Les séances commencèrent et lors de quinze approches il ne
se produisit rien de notable si ce n’est que la jeune fille prononça une
expression qui méritait d’être éclaircie et approfondie : « mer
de Flines ».
La directrice remercia le médecin et elle entreprit sans
plus tarder des recherches permettant d’éclairer la métaphore.
Il s’agissait d’un étang plus que d’une mer à proprement
parler mais ses origines étaient si étranges et sa forme circulaire si
particulière qu’on pouvait l’assimiler à un étang chimérique tel qu’il apparaît
dans une merveilleuse chanson d’un compositeur local.
Marjolaine avait vécu une partie de son enfance sur ses
berges et il suffisait de tirer le fil pour que toute la pelote de laine se
déroule et révèle ses secrets.
On transcrivit le contenu de ses rêves : avec son amie
Elsa, elle vivait dans une atmosphère féerique pour fuir un environnement
malsain et c’est souvent Marjolaine qui avait l’initiative de jeux étranges et
poétiques. Elle avait imaginé qu’elle pourrait commercialiser des pétales de
roses et c’est, pleine de cet espoir déçu qu’elle rencontra la réticence de
chacun à imaginer les métamorphoses féeriques.

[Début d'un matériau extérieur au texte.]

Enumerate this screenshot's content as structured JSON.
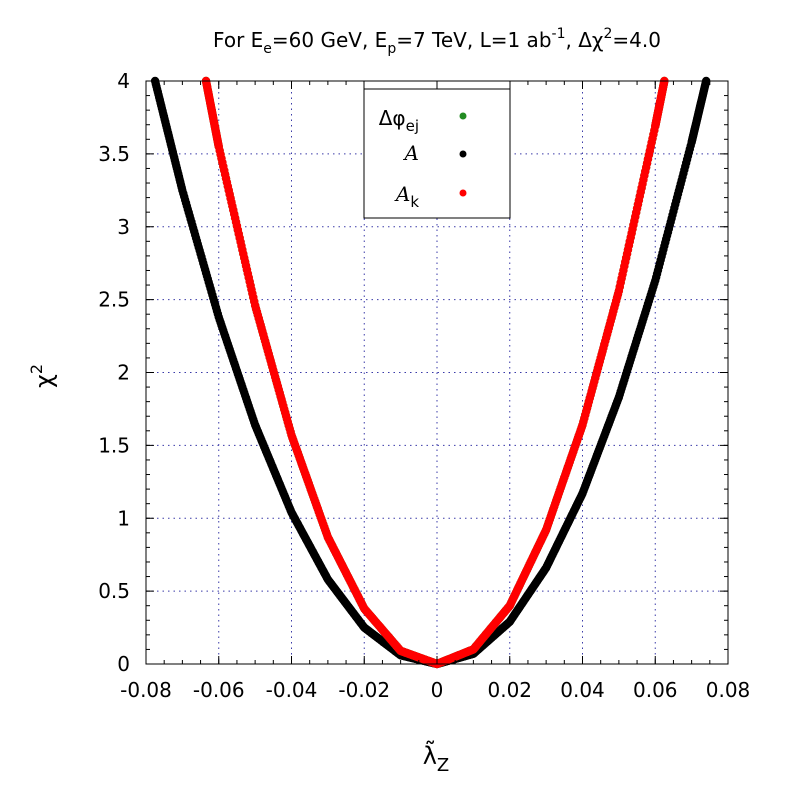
{
  "chart_data": {
    "type": "scatter",
    "title": "For E_e=60 GeV, E_p=7 TeV, L=1 ab^-1, Δχ^2=4.0",
    "title_parts": {
      "p1": "For E",
      "sub1": "e",
      "p2": "=60 GeV, E",
      "sub2": "p",
      "p3": "=7 TeV, L=1 ab",
      "sup3": "-1",
      "p4": ", Δχ",
      "sup4": "2",
      "p5": "=4.0"
    },
    "xlabel": "λ̃_Z",
    "xlabel_main": "λ̃",
    "xlabel_sub": "Z",
    "ylabel": "χ^2",
    "ylabel_main": "χ",
    "ylabel_sup": "2",
    "xlim": [
      -0.08,
      0.08
    ],
    "ylim": [
      0,
      4
    ],
    "x_ticks": [
      -0.08,
      -0.06,
      -0.04,
      -0.02,
      0,
      0.02,
      0.04,
      0.06,
      0.08
    ],
    "x_tick_labels": [
      "-0.08",
      "-0.06",
      "-0.04",
      "-0.02",
      "0",
      "0.02",
      "0.04",
      "0.06",
      "0.08"
    ],
    "y_ticks": [
      0,
      0.5,
      1,
      1.5,
      2,
      2.5,
      3,
      3.5,
      4
    ],
    "y_tick_labels": [
      "0",
      "0.5",
      "1",
      "1.5",
      "2",
      "2.5",
      "3",
      "3.5",
      "4"
    ],
    "grid": true,
    "legend_position": "top-center",
    "series": [
      {
        "name": "Δφ_ej",
        "name_main": "Δφ",
        "name_sub": "ej",
        "color": "#228b22",
        "x_range": [
          -0.0635,
          0.0625
        ],
        "x": [
          -0.0635,
          -0.06,
          -0.05,
          -0.04,
          -0.03,
          -0.02,
          -0.01,
          0,
          0.01,
          0.02,
          0.03,
          0.04,
          0.05,
          0.06,
          0.0625
        ],
        "y": [
          4.0,
          3.55,
          2.46,
          1.57,
          0.87,
          0.38,
          0.09,
          0,
          0.1,
          0.4,
          0.92,
          1.64,
          2.56,
          3.69,
          4.0
        ]
      },
      {
        "name": "A",
        "color": "#000000",
        "x_range": [
          -0.0775,
          0.074
        ],
        "x": [
          -0.0775,
          -0.07,
          -0.06,
          -0.05,
          -0.04,
          -0.03,
          -0.02,
          -0.01,
          0,
          0.01,
          0.02,
          0.03,
          0.04,
          0.05,
          0.06,
          0.07,
          0.074
        ],
        "y": [
          4.0,
          3.25,
          2.38,
          1.64,
          1.04,
          0.58,
          0.25,
          0.06,
          0,
          0.07,
          0.29,
          0.66,
          1.17,
          1.83,
          2.63,
          3.58,
          4.0
        ]
      },
      {
        "name": "A_k",
        "name_main": "A",
        "name_sub": "k",
        "color": "#ff0000",
        "x_range": [
          -0.0635,
          0.0625
        ],
        "x": [
          -0.0635,
          -0.06,
          -0.05,
          -0.04,
          -0.03,
          -0.02,
          -0.01,
          0,
          0.01,
          0.02,
          0.03,
          0.04,
          0.05,
          0.06,
          0.0625
        ],
        "y": [
          4.0,
          3.55,
          2.46,
          1.57,
          0.87,
          0.38,
          0.09,
          0,
          0.1,
          0.4,
          0.92,
          1.64,
          2.56,
          3.69,
          4.0
        ]
      }
    ]
  }
}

Elsa la suivait dans ses folles conceptions et si elle
parlait peu, elle dessinait des scènes de leur enfance, s’intéressant davantage
à ce qui semblait digne d’esquisse.
Au fil des rêves de la jeune fille, la trame de son mal
apparut avec clarté et il arriva enfin qu’elle se sente délivrée par le poids
du passé.
L’étang chimérique reprit sa place dans le grimoire de ses
rêves d’enfant et elle s’éveilla à nouveau dans la réalité qui reprit tout son
poids avec ses centres d’intérêt.
Elle reprit goût au théâtre et s’illustra dans des rôles
auxquels elle apporta une touche supplémentaire de profondeur et de charme.
Son entrée à la Comédie Française ne fit plus aucun doute et
l’école des enchanteurs sortit renforcée de cette épreuve difficile qui avait
mis à mal tout le poids de la féerie.